Worst Jokes Ever
What do you call Dominos when it doesn't know how to cook pizza?
Domi-don't-knows...
How do you think the unthinkable? An iceberg.
Hi đź‘‹
What do you call the ghost of the Thanksgiving turkey? A Poultrygeist.
Q: What kind of Christmas music do elves like?
A: “Wrap” music.
What did one male whale say to the other male whale?
"She's gonna blow!"
What’s worse than ants in your pants?
Uncles.
Don't commit suicide, that would make DJUNGELSKOG sad!
What's Penaldo's least favorite food?
Indian Murukku, because it reminds him of Morocco! 🤣🤣🤣
I told one of my friends, "You're the reason why gene pools have lifeguards."
What's the difference between me and cancer?
My father didn’t beat cancer.
Why can’t Asian people play baseball?
Why?
'Cause they ate the bat!
Ur mom is so fat that she has her own gravitational field. She attracts everything around her, from planets to asteroids to comets. She is the center of the solar system, and the sun is just one of her many satellites. She is so massive that she bends space and time, creating wormholes and black holes. She is the ultimate cosmic phenomenon, and no one can escape her pull.
Ur mom is so old that she witnessed the Big Bang. She was there when the universe was born, and she has seen it all. She knows the secrets of the cosmos, and she has lived through every epoch and era. She has watched stars form and die, galaxies collide and merge, and civilizations rise and fall. She is the oldest living being in existence, and she has more wisdom than anyone can imagine.

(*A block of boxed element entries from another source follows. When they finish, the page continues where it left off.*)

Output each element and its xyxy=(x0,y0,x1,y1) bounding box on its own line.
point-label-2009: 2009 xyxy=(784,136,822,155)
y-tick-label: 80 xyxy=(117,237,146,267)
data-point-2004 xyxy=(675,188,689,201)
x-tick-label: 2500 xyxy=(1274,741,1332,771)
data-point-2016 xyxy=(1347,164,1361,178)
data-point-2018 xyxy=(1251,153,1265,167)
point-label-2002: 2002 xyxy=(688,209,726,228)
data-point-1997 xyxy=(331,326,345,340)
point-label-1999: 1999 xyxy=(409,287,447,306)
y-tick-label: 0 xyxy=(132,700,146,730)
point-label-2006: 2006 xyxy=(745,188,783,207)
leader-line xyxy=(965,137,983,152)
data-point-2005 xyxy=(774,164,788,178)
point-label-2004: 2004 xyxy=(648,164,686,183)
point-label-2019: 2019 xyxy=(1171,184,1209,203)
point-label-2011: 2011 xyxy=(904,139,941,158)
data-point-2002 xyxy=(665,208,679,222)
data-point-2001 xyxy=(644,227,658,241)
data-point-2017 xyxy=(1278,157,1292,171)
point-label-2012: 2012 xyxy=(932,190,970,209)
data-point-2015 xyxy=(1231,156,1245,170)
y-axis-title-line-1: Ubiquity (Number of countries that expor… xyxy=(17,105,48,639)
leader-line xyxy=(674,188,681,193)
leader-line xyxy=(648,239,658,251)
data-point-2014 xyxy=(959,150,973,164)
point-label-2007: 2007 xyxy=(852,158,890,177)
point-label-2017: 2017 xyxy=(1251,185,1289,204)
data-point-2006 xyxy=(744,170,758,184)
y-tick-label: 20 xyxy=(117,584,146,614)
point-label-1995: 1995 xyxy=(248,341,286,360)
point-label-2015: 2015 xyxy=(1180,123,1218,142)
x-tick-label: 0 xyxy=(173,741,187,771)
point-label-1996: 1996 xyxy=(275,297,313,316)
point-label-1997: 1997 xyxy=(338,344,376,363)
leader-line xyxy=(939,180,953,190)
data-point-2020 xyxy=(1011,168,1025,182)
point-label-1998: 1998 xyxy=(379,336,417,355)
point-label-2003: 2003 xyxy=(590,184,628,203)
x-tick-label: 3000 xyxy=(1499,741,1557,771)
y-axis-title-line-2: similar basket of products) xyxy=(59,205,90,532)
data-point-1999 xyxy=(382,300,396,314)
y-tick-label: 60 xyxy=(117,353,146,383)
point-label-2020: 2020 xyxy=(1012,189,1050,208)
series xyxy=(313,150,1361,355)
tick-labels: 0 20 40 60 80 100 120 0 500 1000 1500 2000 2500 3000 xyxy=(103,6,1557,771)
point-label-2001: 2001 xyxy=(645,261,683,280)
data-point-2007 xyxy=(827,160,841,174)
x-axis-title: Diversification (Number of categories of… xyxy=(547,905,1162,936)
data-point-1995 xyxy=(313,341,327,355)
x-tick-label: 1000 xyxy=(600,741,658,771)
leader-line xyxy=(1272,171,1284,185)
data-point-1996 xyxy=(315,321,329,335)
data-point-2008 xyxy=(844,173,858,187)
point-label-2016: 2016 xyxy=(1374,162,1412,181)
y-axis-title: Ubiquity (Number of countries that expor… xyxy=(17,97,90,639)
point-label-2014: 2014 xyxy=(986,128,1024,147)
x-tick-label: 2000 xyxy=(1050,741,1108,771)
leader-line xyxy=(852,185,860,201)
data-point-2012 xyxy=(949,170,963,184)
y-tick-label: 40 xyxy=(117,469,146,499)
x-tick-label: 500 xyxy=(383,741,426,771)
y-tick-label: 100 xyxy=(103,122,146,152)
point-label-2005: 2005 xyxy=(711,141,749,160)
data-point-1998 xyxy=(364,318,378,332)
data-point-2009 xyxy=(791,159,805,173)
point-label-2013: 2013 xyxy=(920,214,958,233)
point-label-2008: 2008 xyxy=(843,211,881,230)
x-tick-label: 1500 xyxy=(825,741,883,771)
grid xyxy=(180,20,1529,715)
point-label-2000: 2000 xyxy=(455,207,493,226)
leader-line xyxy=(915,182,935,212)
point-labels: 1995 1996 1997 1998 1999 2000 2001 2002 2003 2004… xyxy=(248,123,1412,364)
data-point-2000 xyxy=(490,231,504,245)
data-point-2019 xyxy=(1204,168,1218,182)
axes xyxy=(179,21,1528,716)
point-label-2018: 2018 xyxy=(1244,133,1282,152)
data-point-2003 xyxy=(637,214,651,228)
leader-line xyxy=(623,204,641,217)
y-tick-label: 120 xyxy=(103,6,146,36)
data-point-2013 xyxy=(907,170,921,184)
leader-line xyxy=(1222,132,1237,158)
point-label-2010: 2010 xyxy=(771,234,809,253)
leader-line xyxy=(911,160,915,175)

Ur mom is so ugly that she scares away aliens. She is the reason why we have never made contact with extraterrestrial life. They have seen her face and they have fled in terror. They have warned their fellow species to avoid Earth at all costs, because it is inhabited by a monstrous creature that defies all logic and beauty. She is the ultimate deterrent for invasion, and she has saved humanity from countless alien invasions.
What did the woman say when I told a rape joke?
"I don't get it."
How do you get a nun pregnant?
Fuck her hahaha 🤣
Listen to the autism song on TikTok.
Like if depressed.
What do you get if you cross a loaf of bread with a vagina?
A yeast infection.
Dark humor is like food:
Not everyone gets it.
Or a kid with cancer, it never gets old.
Daddy, I really miss you. Mummy changed my name to Tickle Timpson. Anyway, daddy I forgive you for abusing me.